Most Anticipated For 2014 | Dark Souls 2
Move over next gen, this is where it's really at. The hotly anticipated sequel to From Software's critically acclaimed Dark Souls is where my attention is at for next year, and will ensure that, for a time at least, my PS3 will be getting some serious playtime in 2014.
For those following Dealspwn's Carl through his trials and tribulations of the beta version of this game, you'll understand why I am so excited. Simply put it's another chance to experience a gaming challenge so great, so wonderfully crafted, so full of detail, and oh so much death that March cannot come soon enough. What From Software created in the original was a game that wasn't afraid to leave us to it, to explore, to try, to fail, to retry, to fail again, to break a controller, to return after a relaxing sabbatical to start anew. My highlight of the generation was finally beating the original, and I'd like to think that the second installment will leave me feeling as giddy.

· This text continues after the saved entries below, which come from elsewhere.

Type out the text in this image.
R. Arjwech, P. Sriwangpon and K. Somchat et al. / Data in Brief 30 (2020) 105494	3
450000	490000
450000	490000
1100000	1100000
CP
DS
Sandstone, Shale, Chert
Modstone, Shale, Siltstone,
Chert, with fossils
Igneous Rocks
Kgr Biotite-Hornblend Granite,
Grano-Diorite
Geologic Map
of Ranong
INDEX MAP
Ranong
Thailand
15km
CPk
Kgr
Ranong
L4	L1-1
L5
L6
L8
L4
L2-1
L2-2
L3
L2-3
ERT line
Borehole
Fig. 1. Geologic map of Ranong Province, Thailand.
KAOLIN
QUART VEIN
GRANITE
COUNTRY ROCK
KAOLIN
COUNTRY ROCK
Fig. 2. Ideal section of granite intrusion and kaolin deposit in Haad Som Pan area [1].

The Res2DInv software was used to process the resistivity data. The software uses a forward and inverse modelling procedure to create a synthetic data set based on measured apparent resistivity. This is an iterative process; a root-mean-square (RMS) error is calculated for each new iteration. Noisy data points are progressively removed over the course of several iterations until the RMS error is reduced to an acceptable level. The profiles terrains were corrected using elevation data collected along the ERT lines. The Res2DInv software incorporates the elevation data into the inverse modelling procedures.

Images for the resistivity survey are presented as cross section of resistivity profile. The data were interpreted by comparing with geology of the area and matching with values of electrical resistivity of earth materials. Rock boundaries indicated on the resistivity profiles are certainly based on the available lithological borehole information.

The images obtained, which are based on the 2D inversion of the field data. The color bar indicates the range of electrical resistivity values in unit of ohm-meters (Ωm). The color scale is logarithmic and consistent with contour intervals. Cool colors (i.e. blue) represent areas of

The game itself is looking great, and if Carl's playthroughs are anything to go by, then it seems the mechanics are all working well. I'm looking forward to how challenging the finished game is and how the tweaks to the game's stance on difficulty impact it's sense of achievement. I want to love this game, as I loved it's predecessor, I want it to take over my life, and ravage me senseless in the process. I want to die with a sense of determination and anger in equal measure. But more than anything I want to be surprised. I love Dark Souls, and whilst I want Dark Souls 2 to be more of the same, I also want it to have so much stuffed up its sleeves, it looks like a cheap children's entertainer.
So remember me come March 2014, I'll be the one unable to type properly on Dealspwn thanks to having broken a finger or two whilst lodging a controller into a nearby inanimate object. But boy will it be worth it.